Judiciary in a democracy should also not use PIL as a device to run the country on a day-to-day basis or enter the legitimate domain of the executive and legislature. The entertaining of such frivolous public interest litigations is nothing but a trivialisation of the justice system, even if it assures the judges dealing with them to be in the limelight. Valuable time may be better spent on tackling the mounting case pendency.
There needs to be a system that strikes a balance in allowing legitimate PIL cases and discouraging frivolous ones. The Court also needs to make genuine procedural changes to discourage the prioritisation of a few high-profile cases as dictated by a select group of high profile lawyers and fix timelines for submissions by litigants.
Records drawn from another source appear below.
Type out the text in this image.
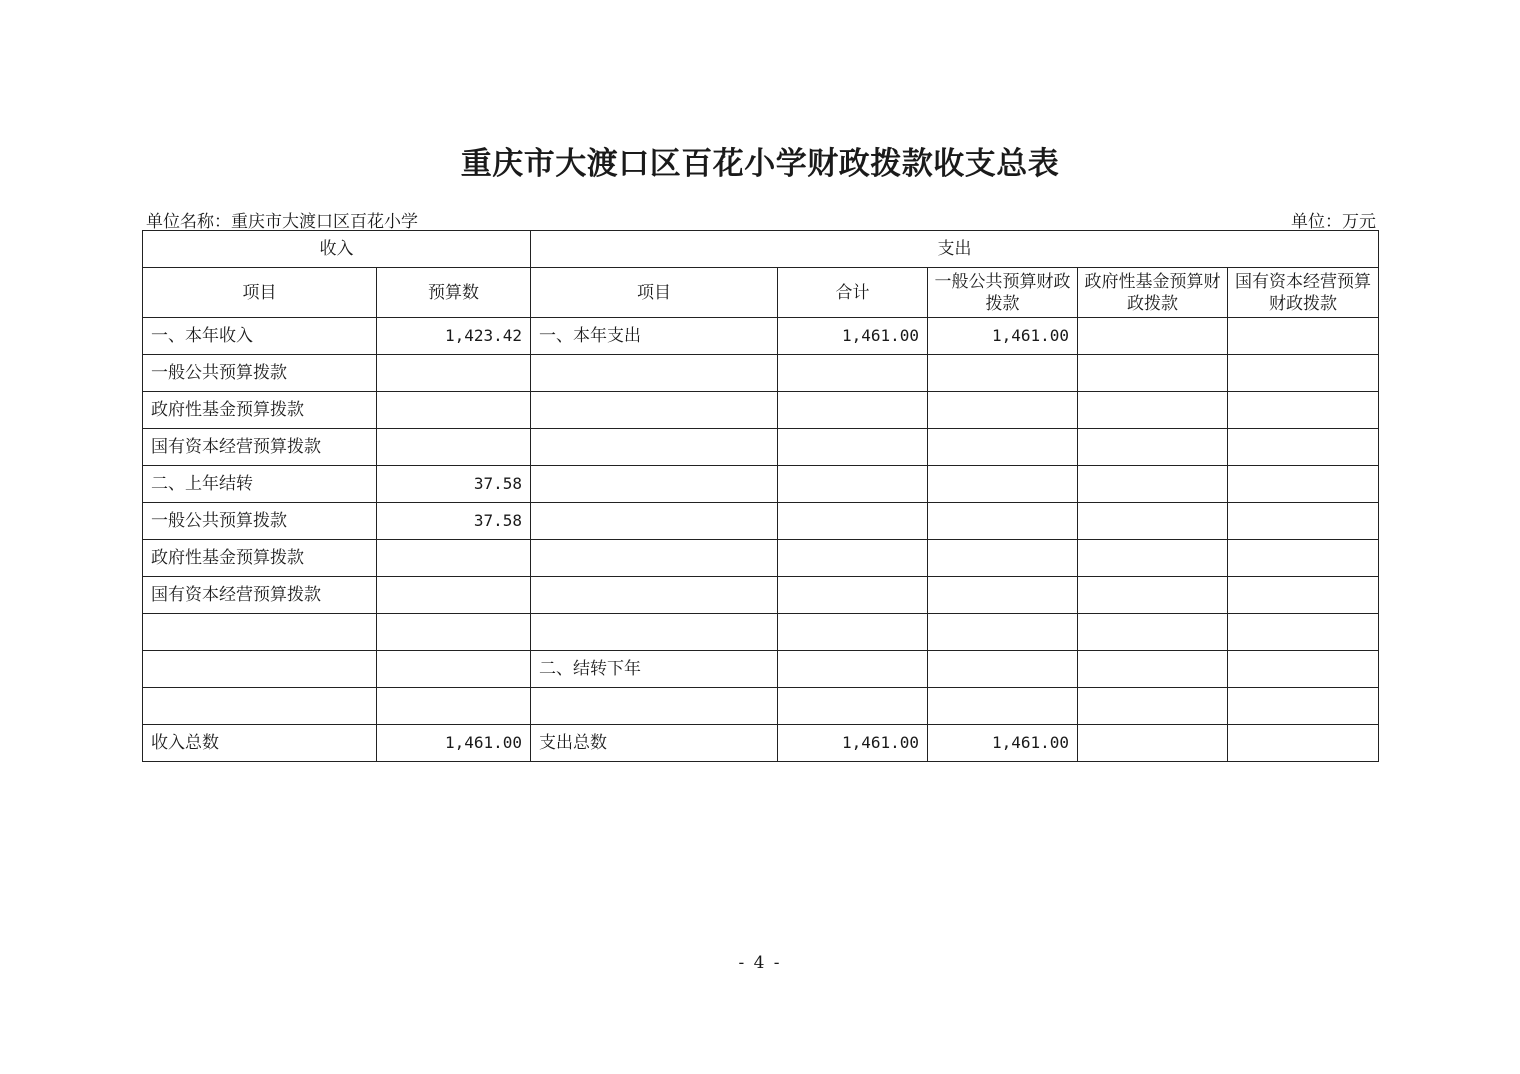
重庆市大渡口区百花小学财政拨款收支总表
单位名称：重庆市大渡口区百花小学	单位：万元
收入		支出				
项目	预算数	项目	合计	一般公共预算财政拨款	政府性基金预算财政拨款	国有资本经营预算财政拨款
一、本年收入	1,423.42	一、本年支出	1,461.00	1,461.00		
一般公共预算拨款						
政府性基金预算拨款						
国有资本经营预算拨款						
二、上年结转	37.58					
一般公共预算拨款	37.58					
政府性基金预算拨款						
国有资本经营预算拨款						

		二、结转下年				

收入总数	1,461.00	支出总数	1,461.00	1,461.00		
- 4 -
It is equally essential to impose punitive measures on those who indulge in frivolous litigations, document-faking, perjury, contempt of court, and the like.
However, purging all the above malpractices, which indeed will be real judicial reforms in the country, is essentially the task of the judiciary itself. The purge of malpractices has to come from within. The way our top judges administer the judiciary is not transparent enough. If the judges can appoint themselves in India, why can’t they be equally sanguine in judging in their own record? Why does not the Supreme Court resort to such “judicial activism”? That will be really welcome.